As you know, there are a lot of social and cultural dynamics at play in a military unit. My experience was positive: I had incredible sergeants who viewed my development as a lieutenant as part of their job. But I saw from other units that it isn’t always like that. In Youngblood, I wanted to explore a much darker side of the military.
We both fought a counterinsurgency in which a typical day might include a firefight in the morning and tea with village elders in the afternoon. This dichotomy is evident in your writing, particularly since you include a lot of strong Iraqi characters. Why was showing that important to you?
Being a part of a counterinsurgency means dealing with people face-to-face, but most war literature tends to dehumanize the enemy. We’re starting to see some examples of books that more accurately depict these kinds of interactions — Elliot Ackerman’s Green on Blue is told from an Afghan’s perspective, and in Mike Pitre’s Fives and Twenty-Fives, one of the narrators is an Iraqi interpreter. Otherwise, you’d have to go back to World War I literature for the enemy to really appear at all.
You include both military jargon and Arabic in Youngblood. Were you ever nervous that a civilian reader would find that distancing?
Writing drafts of the book at Columbia helped with that, because I had a whole classroom full of civilian readers who helped me find balance. I wanted to keep the lingo in there for texture, but still make sure it would be accessible for readers of all backgrounds. I’m sure there are some readers out there who think I failed in that regard but inshallah — all you can do is your best.
Your memoir Kaboom started as a blog while you were stationed in Iraq. What inspired you to return to the same subject in fiction?
I thought I was done with the subject. I started my MFA at Columbia in the fall of 2011, and I was writing about pretty much anything other than Iraq or the military. But then the American military began withdrawing from Iraq. I’d write during the day and stay up at night watching news clips. It seems almost quaint now, but when our unit came home in early 2009, we thought we’d won the war. Two years later, it felt very tenuous, so all these questions were swirling in my mind. I just let myself do one short story at first. It was a slow process of bargaining with myself until I finally gave up and started the novel.

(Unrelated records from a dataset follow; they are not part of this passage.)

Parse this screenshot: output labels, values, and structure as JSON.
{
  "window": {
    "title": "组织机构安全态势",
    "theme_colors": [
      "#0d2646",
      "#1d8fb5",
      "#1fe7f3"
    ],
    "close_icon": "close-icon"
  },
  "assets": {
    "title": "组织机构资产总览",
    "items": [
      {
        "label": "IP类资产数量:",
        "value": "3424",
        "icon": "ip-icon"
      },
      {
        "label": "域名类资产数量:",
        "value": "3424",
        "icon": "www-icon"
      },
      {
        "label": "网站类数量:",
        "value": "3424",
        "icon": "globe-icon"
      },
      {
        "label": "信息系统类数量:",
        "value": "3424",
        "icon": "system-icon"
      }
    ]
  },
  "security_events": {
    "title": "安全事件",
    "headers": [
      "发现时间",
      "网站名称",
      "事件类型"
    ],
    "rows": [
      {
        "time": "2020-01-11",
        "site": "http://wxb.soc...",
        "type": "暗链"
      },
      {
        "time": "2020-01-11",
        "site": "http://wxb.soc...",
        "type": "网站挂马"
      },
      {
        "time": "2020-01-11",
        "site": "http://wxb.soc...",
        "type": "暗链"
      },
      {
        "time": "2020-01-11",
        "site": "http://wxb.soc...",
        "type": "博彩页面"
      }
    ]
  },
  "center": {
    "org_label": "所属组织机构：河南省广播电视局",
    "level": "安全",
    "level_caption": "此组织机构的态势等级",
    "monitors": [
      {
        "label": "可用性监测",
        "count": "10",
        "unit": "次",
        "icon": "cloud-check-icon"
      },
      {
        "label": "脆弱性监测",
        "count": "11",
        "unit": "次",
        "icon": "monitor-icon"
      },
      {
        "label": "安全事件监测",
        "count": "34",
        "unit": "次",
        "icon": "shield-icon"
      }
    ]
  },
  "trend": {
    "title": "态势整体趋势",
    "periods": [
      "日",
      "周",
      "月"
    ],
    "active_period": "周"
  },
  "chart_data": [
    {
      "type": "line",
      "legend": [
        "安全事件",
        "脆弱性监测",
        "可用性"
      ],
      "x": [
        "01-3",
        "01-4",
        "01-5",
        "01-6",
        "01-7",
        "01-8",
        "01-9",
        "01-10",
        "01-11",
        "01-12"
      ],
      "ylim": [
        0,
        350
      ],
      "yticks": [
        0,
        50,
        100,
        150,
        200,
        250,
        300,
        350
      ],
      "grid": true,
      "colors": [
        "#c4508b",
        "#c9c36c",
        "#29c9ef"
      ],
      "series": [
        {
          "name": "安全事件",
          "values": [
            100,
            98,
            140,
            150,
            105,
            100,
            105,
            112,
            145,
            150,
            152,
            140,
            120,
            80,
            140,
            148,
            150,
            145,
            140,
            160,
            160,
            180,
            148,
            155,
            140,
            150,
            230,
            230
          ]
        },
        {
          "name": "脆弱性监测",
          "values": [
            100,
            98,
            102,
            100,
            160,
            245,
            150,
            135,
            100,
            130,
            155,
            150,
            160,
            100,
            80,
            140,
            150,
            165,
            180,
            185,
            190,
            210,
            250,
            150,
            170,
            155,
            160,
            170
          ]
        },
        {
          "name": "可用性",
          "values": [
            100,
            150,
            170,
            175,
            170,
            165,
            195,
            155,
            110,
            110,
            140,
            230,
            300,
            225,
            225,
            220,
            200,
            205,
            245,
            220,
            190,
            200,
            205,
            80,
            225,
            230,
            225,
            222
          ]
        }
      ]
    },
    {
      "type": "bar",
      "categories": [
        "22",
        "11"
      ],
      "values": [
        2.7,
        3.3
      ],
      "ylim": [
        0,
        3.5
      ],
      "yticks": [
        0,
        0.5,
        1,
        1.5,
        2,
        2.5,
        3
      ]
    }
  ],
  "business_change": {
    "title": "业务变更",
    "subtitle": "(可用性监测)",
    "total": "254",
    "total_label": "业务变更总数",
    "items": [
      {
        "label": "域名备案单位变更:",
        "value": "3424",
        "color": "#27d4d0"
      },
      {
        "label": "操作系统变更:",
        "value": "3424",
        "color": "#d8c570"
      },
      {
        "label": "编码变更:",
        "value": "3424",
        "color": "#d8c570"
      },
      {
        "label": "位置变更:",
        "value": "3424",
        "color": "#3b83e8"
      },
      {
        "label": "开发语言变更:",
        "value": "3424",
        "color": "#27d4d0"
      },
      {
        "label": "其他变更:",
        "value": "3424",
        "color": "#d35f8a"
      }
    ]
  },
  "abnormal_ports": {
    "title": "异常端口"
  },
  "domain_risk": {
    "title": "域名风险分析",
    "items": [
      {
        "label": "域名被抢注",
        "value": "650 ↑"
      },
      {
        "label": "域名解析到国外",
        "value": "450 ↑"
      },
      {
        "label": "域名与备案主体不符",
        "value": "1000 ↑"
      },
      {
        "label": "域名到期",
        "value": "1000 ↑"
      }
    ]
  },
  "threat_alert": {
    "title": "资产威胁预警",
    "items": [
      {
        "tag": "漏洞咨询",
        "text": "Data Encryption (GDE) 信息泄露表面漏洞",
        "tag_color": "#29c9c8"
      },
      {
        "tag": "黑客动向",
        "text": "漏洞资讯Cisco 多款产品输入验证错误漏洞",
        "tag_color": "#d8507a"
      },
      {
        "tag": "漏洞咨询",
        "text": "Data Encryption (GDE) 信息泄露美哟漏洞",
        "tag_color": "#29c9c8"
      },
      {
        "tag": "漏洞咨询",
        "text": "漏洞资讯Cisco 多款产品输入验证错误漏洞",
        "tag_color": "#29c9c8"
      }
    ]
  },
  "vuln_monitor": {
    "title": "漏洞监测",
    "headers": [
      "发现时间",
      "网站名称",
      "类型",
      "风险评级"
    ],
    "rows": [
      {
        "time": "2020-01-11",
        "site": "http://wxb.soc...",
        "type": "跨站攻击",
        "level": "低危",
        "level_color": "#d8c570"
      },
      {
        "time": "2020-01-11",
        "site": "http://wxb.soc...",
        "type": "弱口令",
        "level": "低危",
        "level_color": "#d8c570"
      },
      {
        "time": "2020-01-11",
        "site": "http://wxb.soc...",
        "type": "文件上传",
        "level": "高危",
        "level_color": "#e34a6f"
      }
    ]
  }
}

There is an emerging group of authors who are veterans of the wars in Iraq and Afghanistan. How has that community impacted you as a writer?
I became part of a veterans’ writer group based in New York, with members like Phil Klay, who won the National Book Award in 2014 for his book Redeployment. We worried that people wouldn’t care or take us seriously, but at the same time we felt like we had something unique to say that wasn’t being represented in the literary community. With that common goal, we made each other better writers.
Why did you decide to join the military?
For me, it was a combination of factors. I came from a military family, so that mattered. History was being made, and, like a lot of young people, I wanted to participate in it, even if I had some personal misgivings about Iraq.
Do you miss the Army or Iraq — and are those two different things?
It’s the old truth: you miss the people, but you don’t necessarily miss the institutional madness. Yeah, I miss Iraq. There was a daily sense of purpose, a clarity of being. Every patrol is important because the stakes are so high. I’m no adrenaline junkie, by any means. I don’t like jumping out of planes, and I barely speed when I drive, but I did really appreciate having the sense of purpose. But that’s so easy to say. I have all of my limbs. I came back and went to grad school. With one wrong turn or one misstep, this would have been a completely different conversation.